Sesso a pagamento al circolo “L’incontro” , ora è caccia ai nomi

Tutto sarebbe nato dalla denuncia fatta ai Carabinieri di Avellino dal fidanzato di una delle ragazzine che partecipavano agli incontri presso…“L’incontro” di Via Vasto, in pieno centro di Avellino.

Il ragazzo si era accorto di qualcosa di grave ma la sua fidanzatina, nonostante le sollecitazioni, non aveva voluto dargli spiegazioni convincenti.

E’ iniziata così l’attività degli uomini dell’Arma, in modo discreto, considerando la gravità della situazione, fino a mettere assieme una serie di elementi che inequivocabilmente hanno fatto emergere una situazione agevolata dalla voglia di facile guadagno di studentesse, sfruttate da uomini senza scrupoli e in età matura.

Ora tutti vogliono sapere: chi erano gli uomini che partecipavano agli incontro a pagamento con le minorenni?

E chi erano quelle studentesse a caccia di guadagno facile? Quelle 12 ragazzine che, marinando la scuola, si recavano nei locali del circolo “L’incontro” (nome certamente appropriato) in Via Vasto, gestito da Federico De Vito, 70enne originario di Mercogliano, personaggio assai noto ad Avellino. (LEGGI QUI)

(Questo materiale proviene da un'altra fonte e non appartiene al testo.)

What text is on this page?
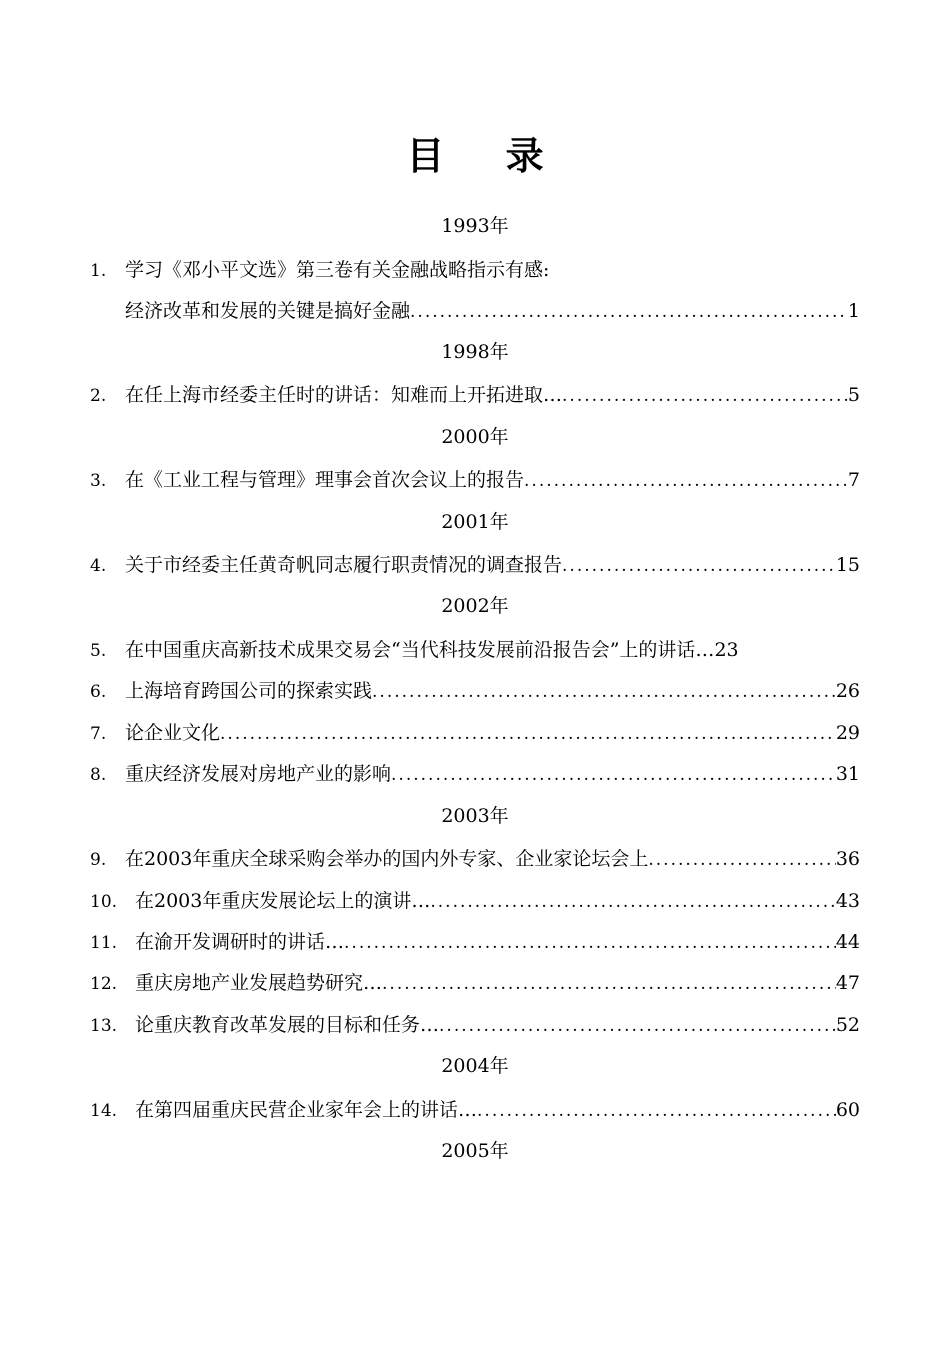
目 录
1993年
1. 学习《邓小平文选》第三卷有关金融战略指示有感:
经济改革和发展的关键是搞好金融 .....	1
1998年
2. 在任上海市经委主任时的讲话：知难而上开拓进取… .....	5
2000年
3. 在《工业工程与管理》理事会首次会议上的报告 .....	7
2001年
4. 关于市经委主任黄奇帆同志履行职责情况的调查报告 .....	15
2002年
5. 在中国重庆高新技术成果交易会“当代科技发展前沿报告会”上的讲话… 23
6. 上海培育跨国公司的探索实践 .....	26
7. 论企业文化 .....	29
8. 重庆经济发展对房地产业的影响 .....	31
2003年
9. 在2003年重庆全球采购会举办的国内外专家、企业家论坛会上 .....	36
10. 在2003年重庆发展论坛上的演讲… .....	43
11. 在渝开发调研时的讲话… .....	44
12. 重庆房地产业发展趋势研究… .....	47
13. 论重庆教育改革发展的目标和任务… .....	52
2004年
14. 在第四届重庆民营企业家年会上的讲话… .....	60
2005年
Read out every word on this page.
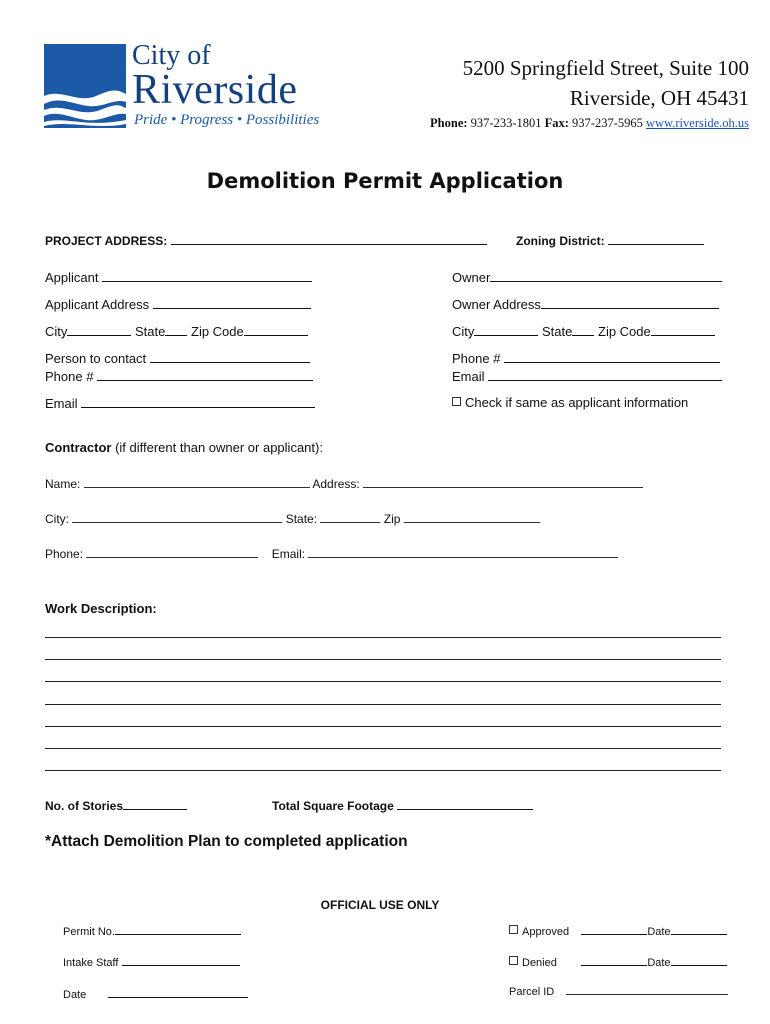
City of
Riverside
Pride • Progress • Possibilities
5200 Springfield Street, Suite 100
Riverside, OH 45431
Phone: 937-233-1801 Fax: 937-237-5965 www.riverside.oh.us
Demolition Permit Application
PROJECT ADDRESS:	Zoning District:
Applicant
Applicant Address
City	State Zip Code
Person to contact
Phone #
Email
Owner
Owner Address
City	State Zip Code
Phone #
Email
Check if same as applicant information
Contractor (if different than owner or applicant):
Name:	Address:
City:	State:	Zip
Phone:	Email:
Work Description:
No. of Stories	Total Square Footage
*Attach Demolition Plan to completed application
OFFICIAL USE ONLY
Permit No.
Intake Staff
Date
Approved	Date
Denied	Date
Parcel ID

Una domanda che si stanno ponendo anche alcuni genitori. Nelle aule scolastiche, si fanno i nomi di quella o questa compagna di scuola che sarebbe stata in quel locale. Per molti uomini che a “L’incontro” ci sono andato per incontri a scopo sessuale, la storia non è chiusa: ci sarebbero riprese e testimonianze.

In quei locali si recavano spesso uomini alla ricerca del sesso facile e a costo contenuto: si parla di rapporti pagati al massimo 100 euro ma pure con una decina di euro si riuscivano a soddisfare le esigenze sessuali di persone di tutte le età.

Uno dei frequentatori abituali era un 85enne di Lapio, per tanti anni concessionario ad Avellino di un noto marchio di automobili tedesche, finito agli arresti domiciliari insieme a un professionista avellinese di 50 anni.

Le generalità degli altri due uomini non sono state comunicate dai Carabinieri ma i loro nomi, ormai, sono noti a tantissima gente. 

Per i tre uomini arrestati (l’85enne e il 50enne sono ai domiciliari) l’accusa è di induzione e sfruttamento della prostituzione minorile. Cercheranno di difendersi dalle gravi accuse attraverso gli avvocati Ennio Napolillo, Gaetano Manzi, Giovanni Iacobelli e Generoso Pagliarulo, nel corso degli interrogatori di garanzia.